La “fantascienza”, per lo scrittore siciliano, è tutta dentro la natura umana.  Ma chi dice che anche per Philiph Dick non fosse così? Sono solo due prospettive, due modi diversi di affrontare lo stesso problema. L’identità come illusione e come paradosso. L’inconsistenza di ciò che crediamo, ci sforziamo di credere, che ci definisca e ci distingua.
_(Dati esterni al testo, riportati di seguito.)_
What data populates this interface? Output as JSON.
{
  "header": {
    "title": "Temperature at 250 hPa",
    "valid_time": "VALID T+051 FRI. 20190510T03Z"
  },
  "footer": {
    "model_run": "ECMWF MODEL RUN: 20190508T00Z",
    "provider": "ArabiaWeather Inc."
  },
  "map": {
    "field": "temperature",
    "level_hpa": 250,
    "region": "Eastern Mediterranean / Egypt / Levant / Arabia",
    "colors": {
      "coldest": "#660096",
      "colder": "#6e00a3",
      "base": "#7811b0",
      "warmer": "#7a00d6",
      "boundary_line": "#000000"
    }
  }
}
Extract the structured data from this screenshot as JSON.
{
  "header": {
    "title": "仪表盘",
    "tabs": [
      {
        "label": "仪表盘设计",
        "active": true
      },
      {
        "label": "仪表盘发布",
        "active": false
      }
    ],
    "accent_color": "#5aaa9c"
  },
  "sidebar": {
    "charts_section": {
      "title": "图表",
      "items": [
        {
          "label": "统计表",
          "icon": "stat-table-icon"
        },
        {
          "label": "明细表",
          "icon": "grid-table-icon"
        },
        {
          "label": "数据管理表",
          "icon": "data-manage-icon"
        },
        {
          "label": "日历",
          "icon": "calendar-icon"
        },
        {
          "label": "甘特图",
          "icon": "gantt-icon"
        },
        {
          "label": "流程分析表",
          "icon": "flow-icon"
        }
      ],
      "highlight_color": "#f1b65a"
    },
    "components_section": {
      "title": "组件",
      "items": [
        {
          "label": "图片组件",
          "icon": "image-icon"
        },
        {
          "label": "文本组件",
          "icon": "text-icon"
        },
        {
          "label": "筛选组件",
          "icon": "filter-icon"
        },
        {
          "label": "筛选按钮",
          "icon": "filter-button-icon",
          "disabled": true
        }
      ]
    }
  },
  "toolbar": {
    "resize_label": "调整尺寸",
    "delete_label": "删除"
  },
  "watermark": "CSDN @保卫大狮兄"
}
Un’interessante variazione su questo tema è quella formulata da Richard Linklater che ha portato sullo schermo Un oscuro scrutare. Per la trasposizione in film del romanzo di Dick, il regista americano ha utilizzato un particolare procedimento di ripresa detto “rotoscoping”. Una sorta di processo di “cartonizzazione” degli attori che si ottiene attraverso una tecnica di animazione che– semplificando la complessa procedura – consiste essenzialmente nel ridisegnare sul fotogramma le immagini riprese dal vivo. Così le fisionomie di attori molto noti (da Keanu Reeves – che è Bob Arctor, il protagonista – a Winona Rider), vengono riconosciute dallo spettatore, ma percepite come segni grafici definiti dalle linee nere che ne contornano le sagome, e quindi allo stesso tempo celati, se non annullati, come persone reali dall'azione del disegno. Il risultato è l'ottenimento di un effetto iperrealista, ma allo stesso tempo fortemente straniante in quanto ciò che resta dell'interprete originale è solo una traccia fisiognomica, un involucro, un contorno puramente visivo.
Solo immagine svuotata della sua sostanza.

Uno svuotamento che i “Sei personaggi”, avvertono nell’incapacità degli attori di sentire realmente il loro dramma. Ma ribellandosi ai simulacri di se stessi si condannano a rimanere per sempre vacui fantasmi, entità astratte che aleggiano informi e indefinite sullo sfondo della scena.
E non va certo meglio a Stefano Giogli che del suo simulacro è rimasto, invece, prigioniero.

Nel finale del racconto c’è un affettuoso battibecco con sua moglie Lucietta, che dietro insistenza del marito gli confessa i piccoli grandi sacrifici che è disposta a fare per lui. Per esempio modificare la sua pettinatura. Stefano, dal canto suo, non sapeva spiegarsi perché avesse cambiato modo di pettinarsi dal giorno delle nozze. Preferiva di gran lunga l'acconciatura che usava farsi in precedenza, quando l'aveva conosciuta.
Ma non c'era verso.
Lucietta è irremovibile perché sa cos'è che piace al “suo” Stefano.
Sarcastica e inquietante, a questo punto, la chiusura del dialogo e del racconto:

E gli carezzò tre volte la guancia. La carezzò a quell'altro, beninteso, non a lui.